PSYCHOLOGIE VÉNITIENNE

 

 

 

Mary Mc Carthy note que les Vénitiens de son temps sont curieux, attentifs, vaguement tristes, et elle suppose que leurs ancêtres l'étaient autant.

C'est un peuple plein de vie, mais pas joyeux.

Comme les Vénitiens de Mary Mc Carthy datent d'une cinquantaine d'années, on peut se demander s'il en est toujours de même. Mais  pourquoi pas, si on admet la validité de la psychologie collective d'une population .

Elle note que Venise n'est pas une ville romantique, pas une ville de passion, mais une ville de froide raison. Autrefois,Venise fut une ville de libertinage.

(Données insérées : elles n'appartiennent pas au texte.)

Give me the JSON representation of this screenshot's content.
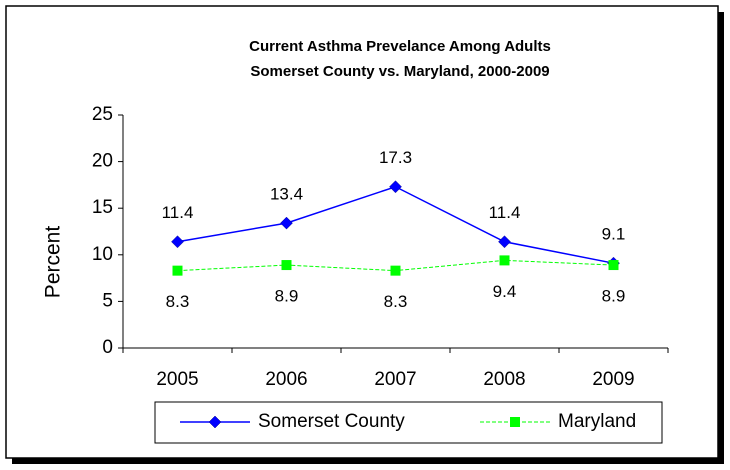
{
  "chart_data": {
    "type": "line",
    "title": "Current Asthma Prevelance Among Adults",
    "subtitle": "Somerset County vs. Maryland, 2000-2009",
    "y_label": "Percent",
    "categories": [
      "2005",
      "2006",
      "2007",
      "2008",
      "2009"
    ],
    "series": [
      {
        "name": "Somerset County",
        "color": "#0000ff",
        "values": [
          11.4,
          13.4,
          17.3,
          11.4,
          9.1
        ]
      },
      {
        "name": "Maryland",
        "color": "#00ff00",
        "values": [
          8.3,
          8.9,
          8.3,
          9.4,
          8.9
        ]
      }
    ],
    "ylim": [
      0,
      25
    ],
    "yticks": [
      0,
      5,
      10,
      15,
      20,
      25
    ],
    "grid": false,
    "legend": "bottom"
  }
}
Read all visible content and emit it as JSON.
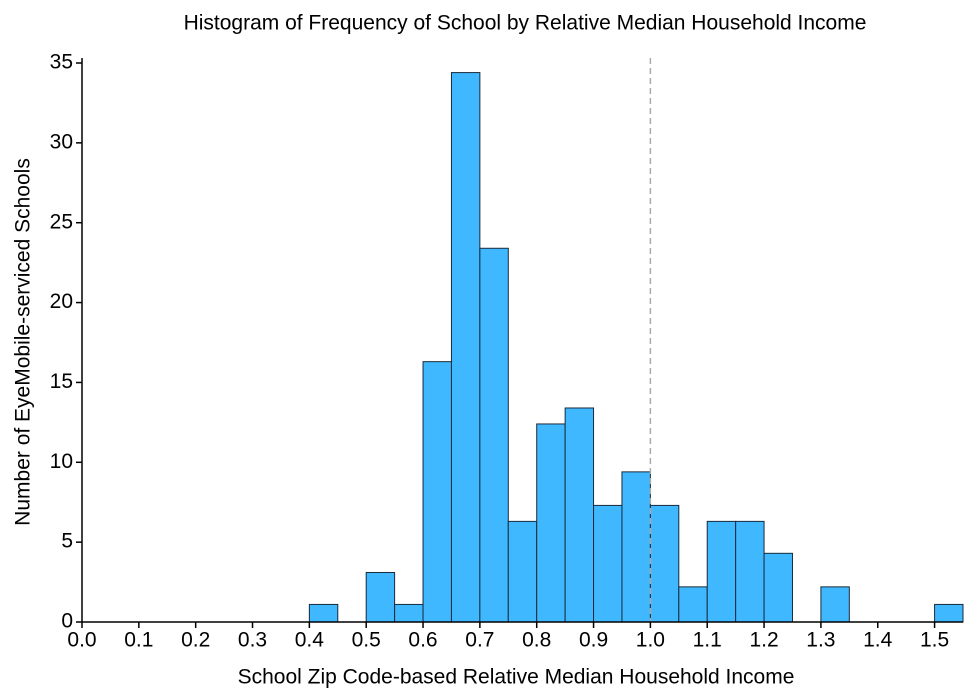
{
  "chart_data": {
    "type": "histogram",
    "title": "Histogram of Frequency of School by Relative Median Household Income",
    "x_label": "School Zip Code-based Relative Median Household Income",
    "y_label": "Number of EyeMobile-serviced Schools",
    "bins": [
      0,
      0.05,
      0.1,
      0.15,
      0.2,
      0.25,
      0.3,
      0.35,
      0.4,
      0.45,
      0.5,
      0.55,
      0.6,
      0.65,
      0.7,
      0.75,
      0.8,
      0.85,
      0.9,
      0.95,
      1.0,
      1.05,
      1.1,
      1.15,
      1.2,
      1.25,
      1.3,
      1.35,
      1.4,
      1.45,
      1.5,
      1.55
    ],
    "values": [
      0,
      0,
      0,
      0,
      0,
      0,
      0,
      0,
      1.1,
      0,
      3.1,
      1.1,
      16.3,
      34.4,
      23.4,
      6.3,
      12.4,
      13.4,
      7.3,
      9.4,
      7.3,
      2.2,
      6.3,
      6.3,
      4.3,
      0,
      2.2,
      0,
      0,
      0,
      1.1
    ],
    "color": "#3fb8ff",
    "reference_line_x": 1.0,
    "xlim": [
      0,
      1.55
    ],
    "ylim": [
      0,
      35
    ],
    "xticks": [
      {
        "value": 0,
        "label": "0.0"
      },
      0.1,
      0.2,
      0.3,
      0.4,
      0.5,
      0.6,
      0.7,
      0.8,
      0.9,
      {
        "value": 1,
        "label": "1.0"
      },
      1.1,
      1.2,
      1.3,
      1.4,
      1.5
    ],
    "yticks": [
      0,
      5,
      10,
      15,
      20,
      25,
      30,
      35
    ]
  }
}
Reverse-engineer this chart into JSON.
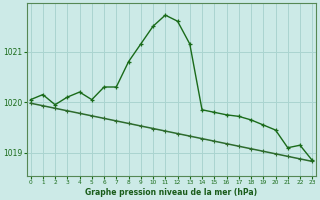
{
  "title": "Graphe pression niveau de la mer (hPa)",
  "background_color": "#cceae7",
  "grid_color": "#aad4d0",
  "line_color_main": "#1a6b1a",
  "line_color_trend": "#2d6b2d",
  "xlabel_color": "#1a5c1a",
  "hours": [
    0,
    1,
    2,
    3,
    4,
    5,
    6,
    7,
    8,
    9,
    10,
    11,
    12,
    13,
    14,
    15,
    16,
    17,
    18,
    19,
    20,
    21,
    22,
    23
  ],
  "pressure_main": [
    1020.05,
    1020.15,
    1019.95,
    1020.1,
    1020.2,
    1020.05,
    1020.3,
    1020.3,
    1020.8,
    1021.15,
    1021.5,
    1021.72,
    1021.6,
    1021.15,
    1019.85,
    1019.8,
    1019.75,
    1019.72,
    1019.65,
    1019.55,
    1019.45,
    1019.1,
    1019.15,
    1018.85
  ],
  "pressure_trend": [
    1019.98,
    1019.93,
    1019.88,
    1019.83,
    1019.78,
    1019.73,
    1019.68,
    1019.63,
    1019.58,
    1019.53,
    1019.48,
    1019.43,
    1019.38,
    1019.33,
    1019.28,
    1019.23,
    1019.18,
    1019.13,
    1019.08,
    1019.03,
    1018.98,
    1018.93,
    1018.88,
    1018.83
  ],
  "ylim": [
    1018.55,
    1021.95
  ],
  "yticks": [
    1019,
    1020,
    1021
  ],
  "xticks": [
    0,
    1,
    2,
    3,
    4,
    5,
    6,
    7,
    8,
    9,
    10,
    11,
    12,
    13,
    14,
    15,
    16,
    17,
    18,
    19,
    20,
    21,
    22,
    23
  ]
}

D'ailleurs - selon elle- il n'existe pas une seule chanson d'amour traditionnelle vénitienne.. Les chansons d'amour que chantent les gondoliers sont ... napolitaines!

Les Vénitiens d'autrefois étaient avides de biens matériels, leur idéologie était une idéologie de logique et de bon sens. Malgré leurs appétits conquérants (touours l'avidité) c'étaient finalement des citoyens casaniers, d'où l'amour du décor, où le luxe s'allie toujours avec l'utilitaire.

Il n'est pas étonnant que ce peuple ait donné tant de peintres, car la peinture cherche à reproduire les richesses du monde (elle note que la peinture vénitienne est une "orgie de chiffons", un étalage de tissus somptueux et de toilettes élégantes). La peinture est un art fondé sur l'oeil, un oeil "avide de biens matériels, de  bonnes affaires, mais aussi juste que la loupe du joaillier".

Amoureux de la vie et des richesses, les Vénitiens détestent l'idée de la mort, de même que les Américains, selon Mary Mc Carthy.

Elle observe que malgré l'apparat pompeux de la vie publique vénitienne, l'histoire de la république fut plutôt incolore.

En effet à peine une ou deux tentatives de coups d'état en mille ans (si on passe sur l'agitation chaotique des siècles obscurs) - rien  à voir avec ce qu'on imagine souvent, des intrigues, des complots permanents.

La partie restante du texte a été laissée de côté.